What is even more sickening is that policymakers acted with very little public debate and the new rules they took on were hidden deep inside a 4,000 page-long state budget bill. In the end, each of the regulations first put on the table by Kasich and those signed into law have caused environmental activists to spew steam out of their ears, furious about the step they believe to be in the wrong direction. Residents are also gravely concerned about the risk factors of having fracking sites set up in their state.

According to a ProPublica review of the legislature's previous actions, just a couple of parties testified before the committee that was in control of looking over the pluses and minuses of the proposal. Interviews with legislative members' revealed revisions were made on two sections which had been proposed by the governor and were inserted into the bill during the final minutes.

Ohio's regulation of its fracking sector has been left much the same due to these last minute provisions. Hydraulic fracturing has been seen as a controversial practice that has been handed over weak regulations in Ohio, a move that is reason enough for the public to start panicking.

"It has the potential to leave a toxic legacy that could turn much of Ohio into potential superfund sites," said Alison Auciello of the Food and Water Watch, an environmental advocacy organization, as reported by Scientific American.

Current regulations made obligatory tests on fracking waste an unnecessary procedure, according to Tom Stewart, vice president of the Ohio Oil and Gas Association. Stewart also stated that his organization was responsible for pushing the limit of the Department of Health's part as it would have made for even more bureaucratic issues rather than efficient oversight.

Ohio State's oil and gas interests backs "regulation that directly enhances protection of the public interest while allowing industry to efficiently do its job," Stewart explained, as stated in an article from Scientific American, then he added, "We do not support regulation that is designed more to placate people or somehow make them feel better."

Fracking is a lucrative business, especially in Ohio where thousands of jobs have been created and billions of dollars put into it by eager firms ready to mine the state's natural gas resources. One economic study carried out by industry organizations in 2011 predicted that the oil and gas drilling sector would add in more than 200,000 vacancies in the coming of years. Kasich has stated that Ohio is a very ambitious partner in this sort of industry.

Two environmental challenges are starting to float up on the surface when it comes to Ohio's hydro fracturing—the liquid waste that is injected into the ground and the solid waste that is being shoved into the state's dumps. As the concern over the consequences of fracking becomes more publicized, people are becoming more worried about an increase in earthquakes, groundwater leaks, and health issues due to the uptick in drilling.

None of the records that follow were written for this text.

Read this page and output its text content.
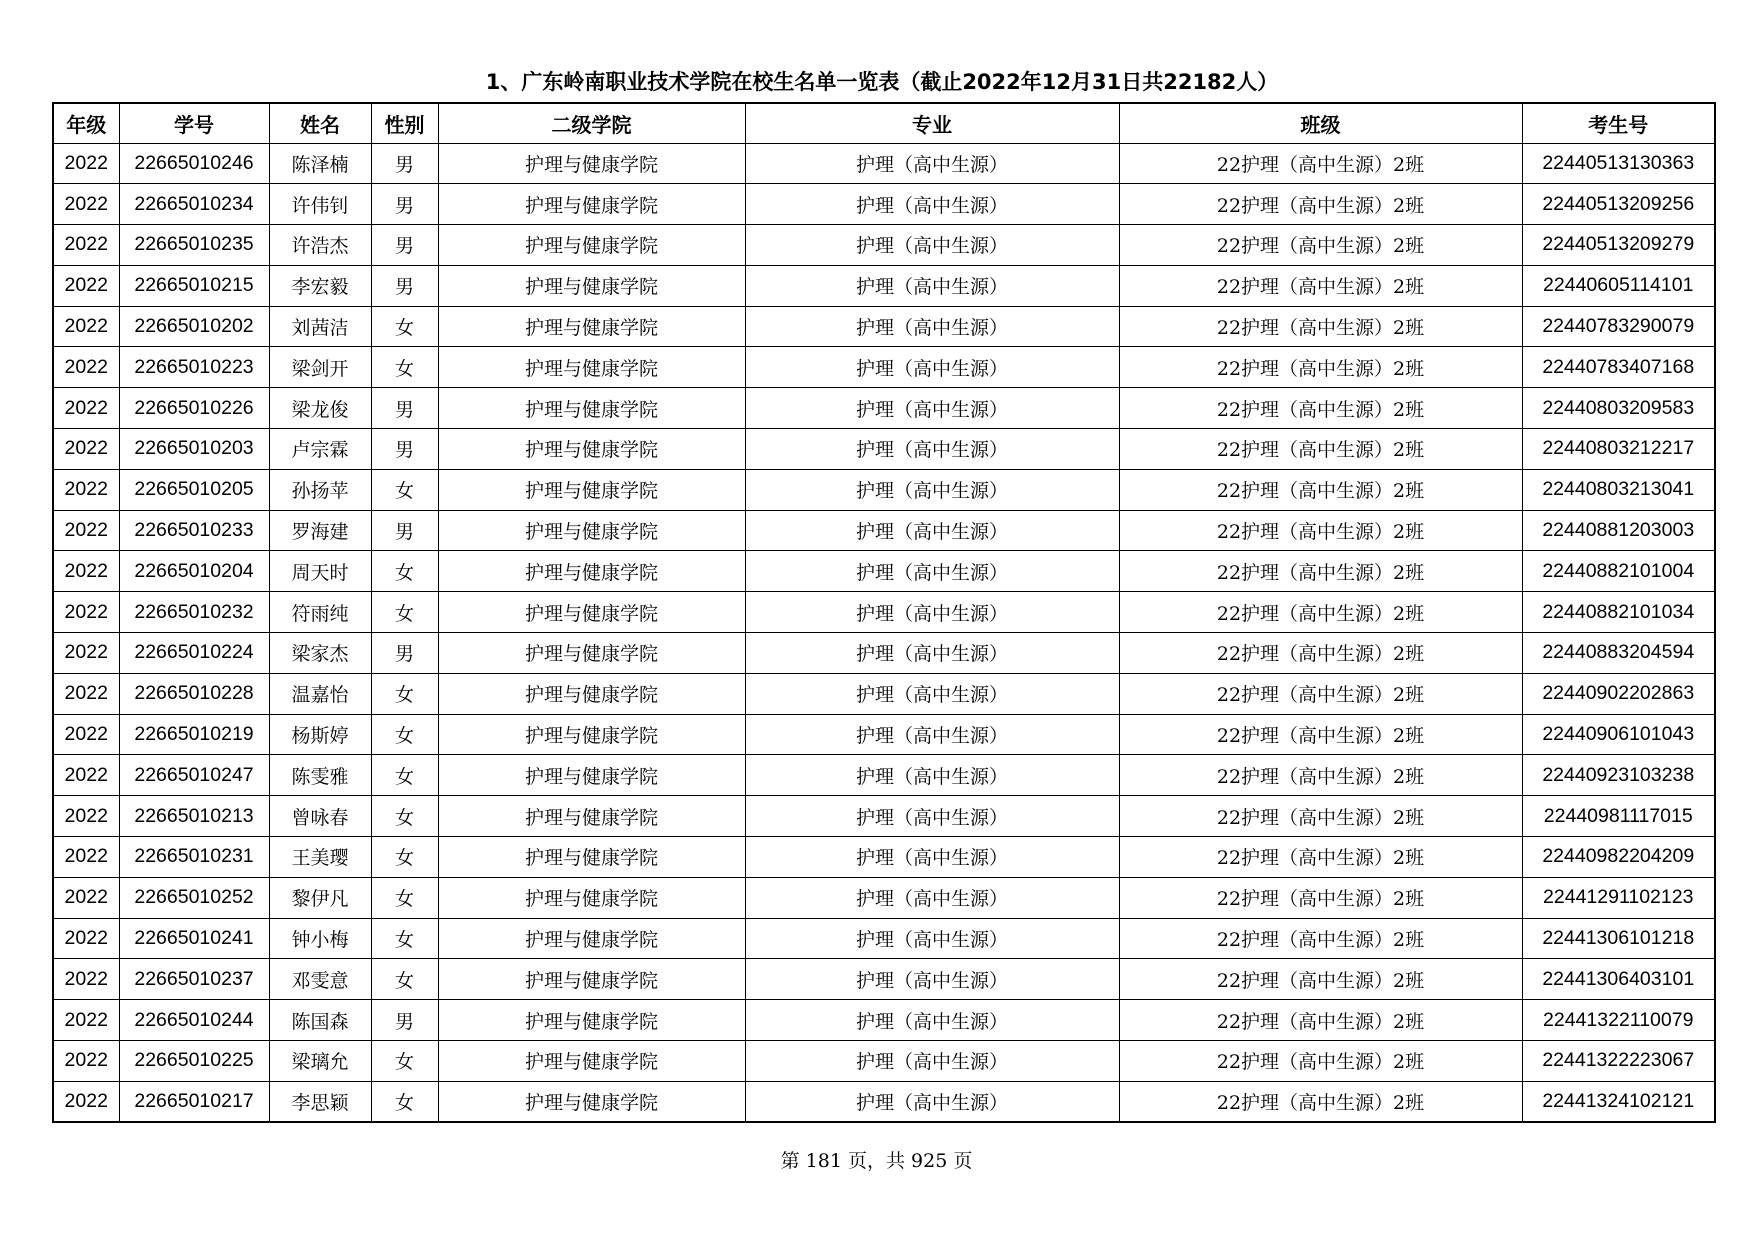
1、广东岭南职业技术学院在校生名单一览表（截止2022年12月31日共22182人）
年级	学号	姓名	性别	二级学院	专业	班级	考生号
2022	22665010246	陈泽楠	男	护理与健康学院	护理（高中生源）	22护理（高中生源）2班	22440513130363
2022	22665010234	许伟钊	男	护理与健康学院	护理（高中生源）	22护理（高中生源）2班	22440513209256
2022	22665010235	许浩杰	男	护理与健康学院	护理（高中生源）	22护理（高中生源）2班	22440513209279
2022	22665010215	李宏毅	男	护理与健康学院	护理（高中生源）	22护理（高中生源）2班	22440605114101
2022	22665010202	刘茜洁	女	护理与健康学院	护理（高中生源）	22护理（高中生源）2班	22440783290079
2022	22665010223	梁剑开	女	护理与健康学院	护理（高中生源）	22护理（高中生源）2班	22440783407168
2022	22665010226	梁龙俊	男	护理与健康学院	护理（高中生源）	22护理（高中生源）2班	22440803209583
2022	22665010203	卢宗霖	男	护理与健康学院	护理（高中生源）	22护理（高中生源）2班	22440803212217
2022	22665010205	孙扬苹	女	护理与健康学院	护理（高中生源）	22护理（高中生源）2班	22440803213041
2022	22665010233	罗海建	男	护理与健康学院	护理（高中生源）	22护理（高中生源）2班	22440881203003
2022	22665010204	周天时	女	护理与健康学院	护理（高中生源）	22护理（高中生源）2班	22440882101004
2022	22665010232	符雨纯	女	护理与健康学院	护理（高中生源）	22护理（高中生源）2班	22440882101034
2022	22665010224	梁家杰	男	护理与健康学院	护理（高中生源）	22护理（高中生源）2班	22440883204594
2022	22665010228	温嘉怡	女	护理与健康学院	护理（高中生源）	22护理（高中生源）2班	22440902202863
2022	22665010219	杨斯婷	女	护理与健康学院	护理（高中生源）	22护理（高中生源）2班	22440906101043
2022	22665010247	陈雯雅	女	护理与健康学院	护理（高中生源）	22护理（高中生源）2班	22440923103238
2022	22665010213	曾咏春	女	护理与健康学院	护理（高中生源）	22护理（高中生源）2班	22440981117015
2022	22665010231	王美璎	女	护理与健康学院	护理（高中生源）	22护理（高中生源）2班	22440982204209
2022	22665010252	黎伊凡	女	护理与健康学院	护理（高中生源）	22护理（高中生源）2班	22441291102123
2022	22665010241	钟小梅	女	护理与健康学院	护理（高中生源）	22护理（高中生源）2班	22441306101218
2022	22665010237	邓雯意	女	护理与健康学院	护理（高中生源）	22护理（高中生源）2班	22441306403101
2022	22665010244	陈国森	男	护理与健康学院	护理（高中生源）	22护理（高中生源）2班	22441322110079
2022	22665010225	梁璃允	女	护理与健康学院	护理（高中生源）	22护理（高中生源）2班	22441322223067
2022	22665010217	李思颖	女	护理与健康学院	护理（高中生源）	22护理（高中生源）2班	22441324102121
第 181 页，共 925 页
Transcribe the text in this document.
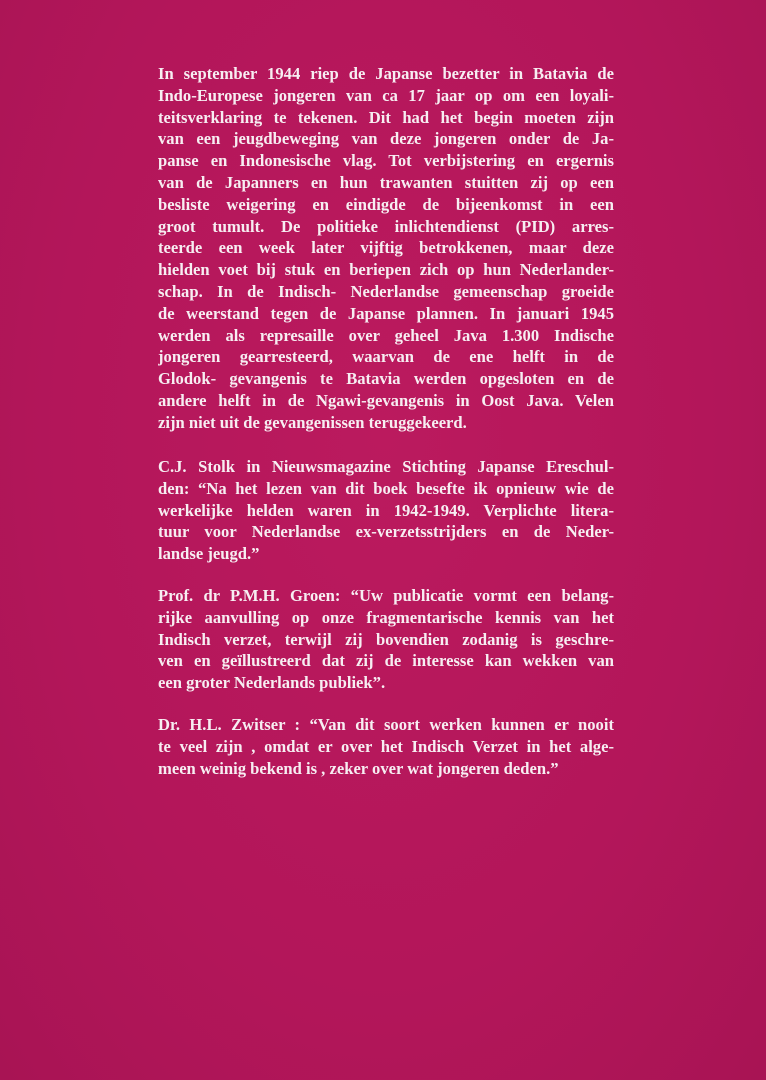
In september 1944 riep de Japanse bezetter in Batavia de
Indo-Europese jongeren van ca 17 jaar op om een loyali-
teitsverklaring te tekenen. Dit had het begin moeten zijn
van een jeugdbeweging van deze jongeren onder de Ja-
panse en Indonesische vlag. Tot verbijstering en ergernis
van de Japanners en hun trawanten stuitten zij op een
besliste weigering en eindigde de bijeenkomst in een
groot tumult. De politieke inlichtendienst (PID) arres-
teerde een week later vijftig betrokkenen, maar deze
hielden voet bij stuk en beriepen zich op hun Nederlander-
schap. In de Indisch- Nederlandse gemeenschap groeide
de weerstand tegen de Japanse plannen. In januari 1945
werden als represaille over geheel Java 1.300 Indische
jongeren gearresteerd, waarvan de ene helft in de
Glodok- gevangenis te Batavia werden opgesloten en de
andere helft in de Ngawi-gevangenis in Oost Java. Velen
zijn niet uit de gevangenissen teruggekeerd.
C.J. Stolk in Nieuwsmagazine Stichting Japanse Ereschul-
den: “Na het lezen van dit boek besefte ik opnieuw wie de
werkelijke helden waren in 1942-1949. Verplichte litera-
tuur voor Nederlandse ex-verzetsstrijders en de Neder-
landse jeugd.”
Prof. dr P.M.H. Groen: “Uw publicatie vormt een belang-
rijke aanvulling op onze fragmentarische kennis van het
Indisch verzet, terwijl zij bovendien zodanig is geschre-
ven en geïllustreerd dat zij de interesse kan wekken van
een groter Nederlands publiek”.
Dr. H.L. Zwitser : “Van dit soort werken kunnen er nooit
te veel zijn , omdat er over het Indisch Verzet in het alge-
meen weinig bekend is , zeker over wat jongeren deden.”
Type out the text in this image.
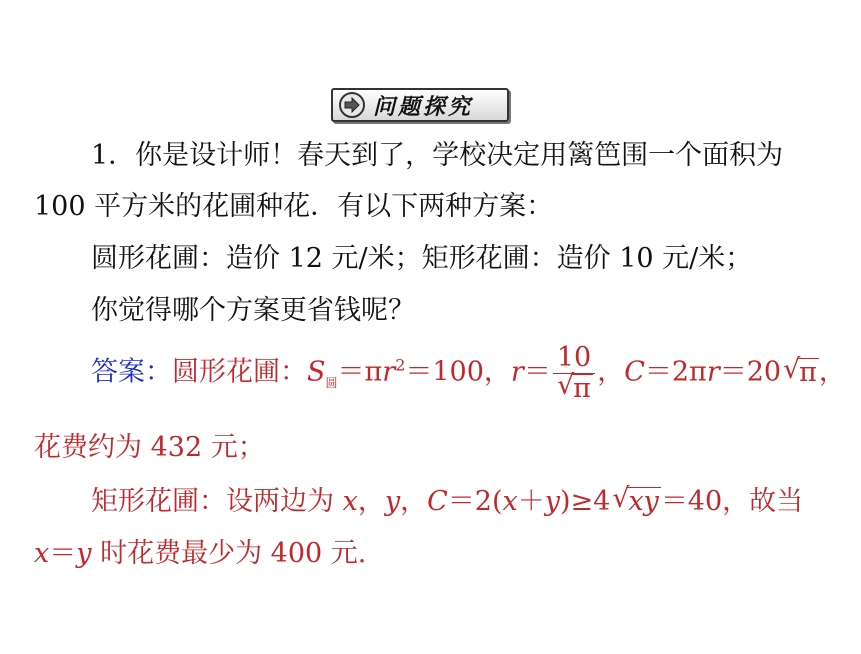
问题探究
1．你是设计师！春天到了，学校决定用篱笆围一个面积为
100 平方米的花圃种花．有以下两种方案：
圆形花圃：造价 12 元/米；矩形花圃：造价 10 元/米；
你觉得哪个方案更省钱呢？
答案：圆形花圃：$S_圆=\pi r^2=100$，r＝ 10
√ π ，C＝2πr＝20 √ π，
花费约为 432 元；
矩形花圃：设两边为 x，y，C＝2(x＋y)≥4 √ xy＝40，故当
x＝y 时花费最少为 400 元.
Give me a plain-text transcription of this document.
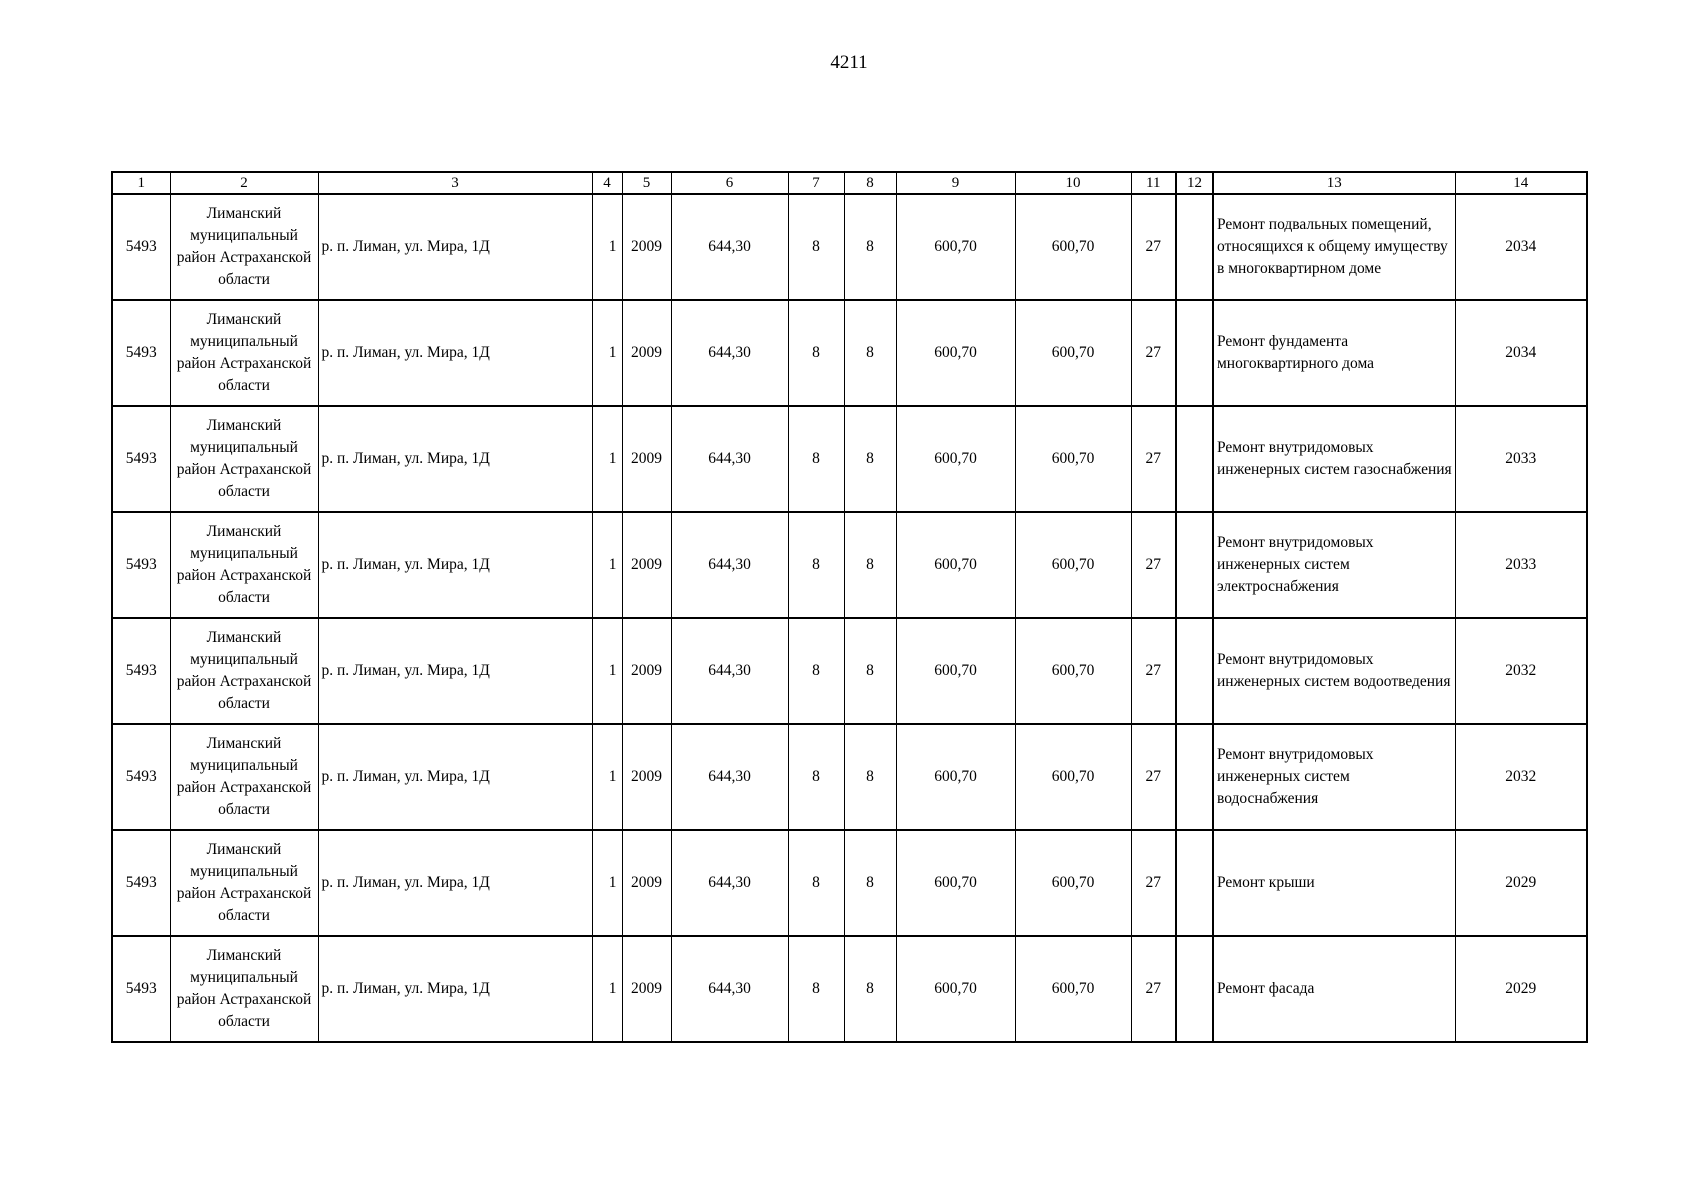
4211
1	2	3	4	5	6	7	8	9	10	11	12	13	14
5493	Лиманский муниципальный район Астраханской области	р. п. Лиман, ул. Мира, 1Д	1	2009	644,30	8	8	600,70	600,70	27		Ремонт подвальных помещений, относящихся к общему имуществу в многоквартирном доме	2034
5493	Лиманский муниципальный район Астраханской области	р. п. Лиман, ул. Мира, 1Д	1	2009	644,30	8	8	600,70	600,70	27		Ремонт фундамента многоквартирного дома	2034
5493	Лиманский муниципальный район Астраханской области	р. п. Лиман, ул. Мира, 1Д	1	2009	644,30	8	8	600,70	600,70	27		Ремонт внутридомовых инженерных систем газоснабжения	2033
5493	Лиманский муниципальный район Астраханской области	р. п. Лиман, ул. Мира, 1Д	1	2009	644,30	8	8	600,70	600,70	27		Ремонт внутридомовых инженерных систем электроснабжения	2033
5493	Лиманский муниципальный район Астраханской области	р. п. Лиман, ул. Мира, 1Д	1	2009	644,30	8	8	600,70	600,70	27		Ремонт внутридомовых инженерных систем водоотведения	2032
5493	Лиманский муниципальный район Астраханской области	р. п. Лиман, ул. Мира, 1Д	1	2009	644,30	8	8	600,70	600,70	27		Ремонт внутридомовых инженерных систем водоснабжения	2032
5493	Лиманский муниципальный район Астраханской области	р. п. Лиман, ул. Мира, 1Д	1	2009	644,30	8	8	600,70	600,70	27		Ремонт крыши	2029
5493	Лиманский муниципальный район Астраханской области	р. п. Лиман, ул. Мира, 1Д	1	2009	644,30	8	8	600,70	600,70	27		Ремонт фасада	2029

State officials have promised the public that they are investigating the risks of the liquid waste being injected into the ground however, the rules stipulated in the budget for 2013 barely did anything to address the possible threat it could have on the welfare of the people. Ohio conservationists believe that no solid regulations can be implemented until there is a true debate in public, including those from the research and science fields that have been for years, studying implications radioactive waste has on the health of humans and the ecosystem alike.

"When you let politics rule in the face of scientific determination, it's an unconscionable position to take," Julie Weatherington-Rice, an adjunct professor in the Department of Food, Agricultural and Biological Engineering at Ohio State University, said of the limited changes in regulatory oversight, as stated in a Scientific American article, "In the process of doing that they've put the population of Ohio at risk."

Citizens of Ohio will continue to battle with their politicians over the policies that are not in place that need to be in the fracking industry. That fight though may be harder to win, as profits rise within the oil and gas sector voices of concerned residents might be drowned out by the movers and shakers of the fracking movement that is sweeping through America, and in the minds of many, ruining the very fabric of their lives.